Stefan Bollmann: Frauen, die schreiben, leben gefährlich

Zum Glück beginnt dieses Bändchen mit einem starken und verhältnismäßig ausführlichen Vorwort. Elke Heidenreich weiß in ihrem 15 Seiten umfassenden einleitenden Beitrag in klaren und deutlichen Worten zu vermitteln, was im Hauptteil des Buches, nämlich bei den von Stefan Bollmann verfassten Autorinnen-Porträts, vielfach unverbindlich, vage bleibt, kaum herausgearbeitet wird: was das Schreiben für (diese) Frauen denn nun so gefährlich macht oder gemacht hat.

Nicht selten geht es um Leib und Leben. Das kann man beinahe wörtlich nehmen. Nicht, dass man den schreibenden Frauen nach dem Leben getrachtet hätte oder trachten würde. Doch berichtet uns Elke Heidenreich von auffällig vielen Schriftstellerinnen, die Frauen die schreibenSelbstmord begangen haben, die der durch Gesellschaft und Ehemann ausgeübte Druck krank, drogensüchtig, hoffnungslos gemacht hat und deren künstlerische Entfaltung durch Umstände, die nicht bei ihnen lagen, be- oder verhindert wurde. Schreibenden Frauen wurde lange Zeit die Anerkennung verwehrt, sie wurden als unfähig hingestellt, ja sie mussten es ertragen, lächerlich gemacht zu werden. Um überhaupt veröffentlichen zu können, wählten manche Männernamen als Pseudonym.
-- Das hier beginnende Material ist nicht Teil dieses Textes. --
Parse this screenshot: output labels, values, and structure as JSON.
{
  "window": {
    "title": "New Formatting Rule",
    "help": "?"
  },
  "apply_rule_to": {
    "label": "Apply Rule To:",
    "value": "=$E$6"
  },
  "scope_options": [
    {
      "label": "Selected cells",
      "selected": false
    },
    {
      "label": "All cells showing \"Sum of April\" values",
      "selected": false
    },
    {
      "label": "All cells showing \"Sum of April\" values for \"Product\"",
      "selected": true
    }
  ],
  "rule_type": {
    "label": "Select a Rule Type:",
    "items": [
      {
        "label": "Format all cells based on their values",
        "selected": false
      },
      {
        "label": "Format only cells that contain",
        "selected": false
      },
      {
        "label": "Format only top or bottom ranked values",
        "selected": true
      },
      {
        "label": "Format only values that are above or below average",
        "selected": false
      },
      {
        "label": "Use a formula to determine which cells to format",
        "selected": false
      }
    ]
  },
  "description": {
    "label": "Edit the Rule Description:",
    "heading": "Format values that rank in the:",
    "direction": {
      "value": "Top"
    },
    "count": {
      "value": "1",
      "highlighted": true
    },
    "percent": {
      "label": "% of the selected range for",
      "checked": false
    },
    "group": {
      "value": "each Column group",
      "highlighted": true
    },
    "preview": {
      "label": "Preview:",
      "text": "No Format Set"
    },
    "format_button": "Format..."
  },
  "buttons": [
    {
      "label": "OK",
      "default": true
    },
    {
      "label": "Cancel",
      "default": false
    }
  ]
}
Während in Künstler-Berufen arbeitende Männer von ihren Frauen bedingungslose Unterstützung bis hin zur Aufgabe eigenständiger Ambitionen einforderten, blieb den Ehefrauen umgekehrt meist die Unterstützung durch ihre Ehegatten versagt. Eine schreibende Frau im Haus – und dann auch noch eine erfolgreiche – wird als unzulässige Konkurrenz empfunden.
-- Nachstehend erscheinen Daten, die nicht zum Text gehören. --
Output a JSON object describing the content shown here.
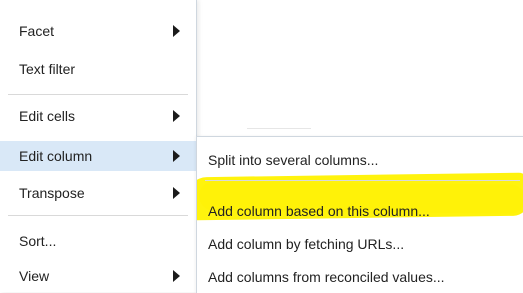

Viele „Spielarten“ standen (und stehen teils auch heute noch) zur Verfügung, um schreibenden Frauen das Leben schwer zu machen, sie zu entmutigen, ihnen eine extra Portion Steine in den Weg zu legen.
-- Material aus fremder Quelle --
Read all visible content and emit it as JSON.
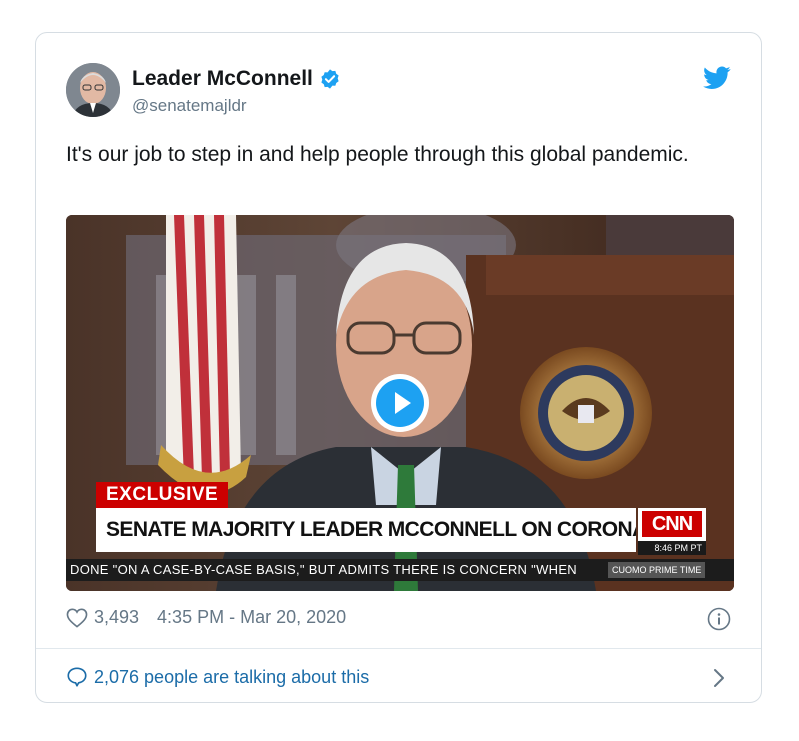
{
  "tweet": {
    "author_name": "Leader McConnell",
    "handle": "@senatemajldr",
    "text": "It's our job to step in and help people through this global pandemic.",
    "likes": "3,493",
    "timestamp": "4:35 PM - Mar 20, 2020",
    "talking": "2,076 people are talking about this"
  },
  "video": {
    "exclusive_label": "EXCLUSIVE",
    "headline": "SENATE MAJORITY LEADER MCCONNELL ON CORONAVIRUS RESPONSE",
    "network": "CNN",
    "time": "8:46 PM PT",
    "ticker": "DONE \"ON A CASE-BY-CASE BASIS,\" BUT ADMITS THERE IS CONCERN \"WHEN",
    "program": "CUOMO PRIME TIME"
  },
  "icons": {
    "verified": "verified-badge-icon",
    "platform": "twitter-bird-icon",
    "play": "play-icon",
    "like": "heart-icon",
    "info": "info-icon",
    "reply": "speech-bubble-icon",
    "more": "chevron-right-icon"
  },
  "colors": {
    "brand_blue": "#1da1f2",
    "link_blue": "#1b6ca8",
    "muted": "#657786",
    "cnn_red": "#cc0000"
  }
}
„Es dauerte“, schreibt Elke Heidenreich, „bis zur Französischen Revolution, bis endlich ‚l’homme‘ nicht mehr nur ‚Mann‘, sondern ‚Mensch‘ bedeutete. Das heißt

die kühne Vision der Gleichberechtigung stand 1789 endlich am Himmel. Da ist sie auch weitgehend geblieben.“

Man muss nur die Einleitung von Elke Heidenreich gelesen haben, um zu verstehen, was das Leben schreibender Frauen so gefährlich machte und teilweise auch heute noch macht. Und allein in dieser Einführung findet sich eine Fülle von Namen, auf die Bollmann bei seiner Tour durch die Literaturgeschichte nur hätte zurückgreifen müssen, um dem Buchtitel gerecht zu werden.

Doch Bollmann hat sich vielfach anders entschieden. Die Spannbreite bei ihm reicht von Hildegard von Bingen über Christine de Pizan, Germaine de Stael, Harriet Beecher-Stowe, Selma Lagerlöf, Astrid Lindgren, Colette, Françoise Sagan, Elsa Morante  bis Doris Lessing und Isabel Allende.  Insgesamt sind es 36 Autorinnen-Porträts. (Die Taschenbuchausgabe, auf der diese Besprechung beruht,  ist wohl nicht völlig identisch mit der Original-Hardcover-Ausgabe.)

Das, was Elke Heidenreich in ihrem Vorwort so nachdrücklich beschreibt und vehement beklagt, findet in Bollmanns Autorinnen-Porträts  kaum fassbaren Niederschlag. Bei etlichen der von ihm ausgewählten (neuzeitlichen) Autorinnen drängt sich die Frage auf, wie sie überhaupt in dieses Buch gerutscht sind, was ihren Kampf – sollte es denn überhaupt einen gegeben haben – um ein künstlerisches, selbstbestimmtes Dasein  gefährlich oder belastend gemacht hat. Und schließlich: Als ein wenig  befremdlich finde ich in einem Buch, das lauter berühmte Schriftstellerinnen porträtiert, die beiden Mini-Kapitel über Anne Frank und Sophie Scholl. Das macht mir ein ungutes Gefühl.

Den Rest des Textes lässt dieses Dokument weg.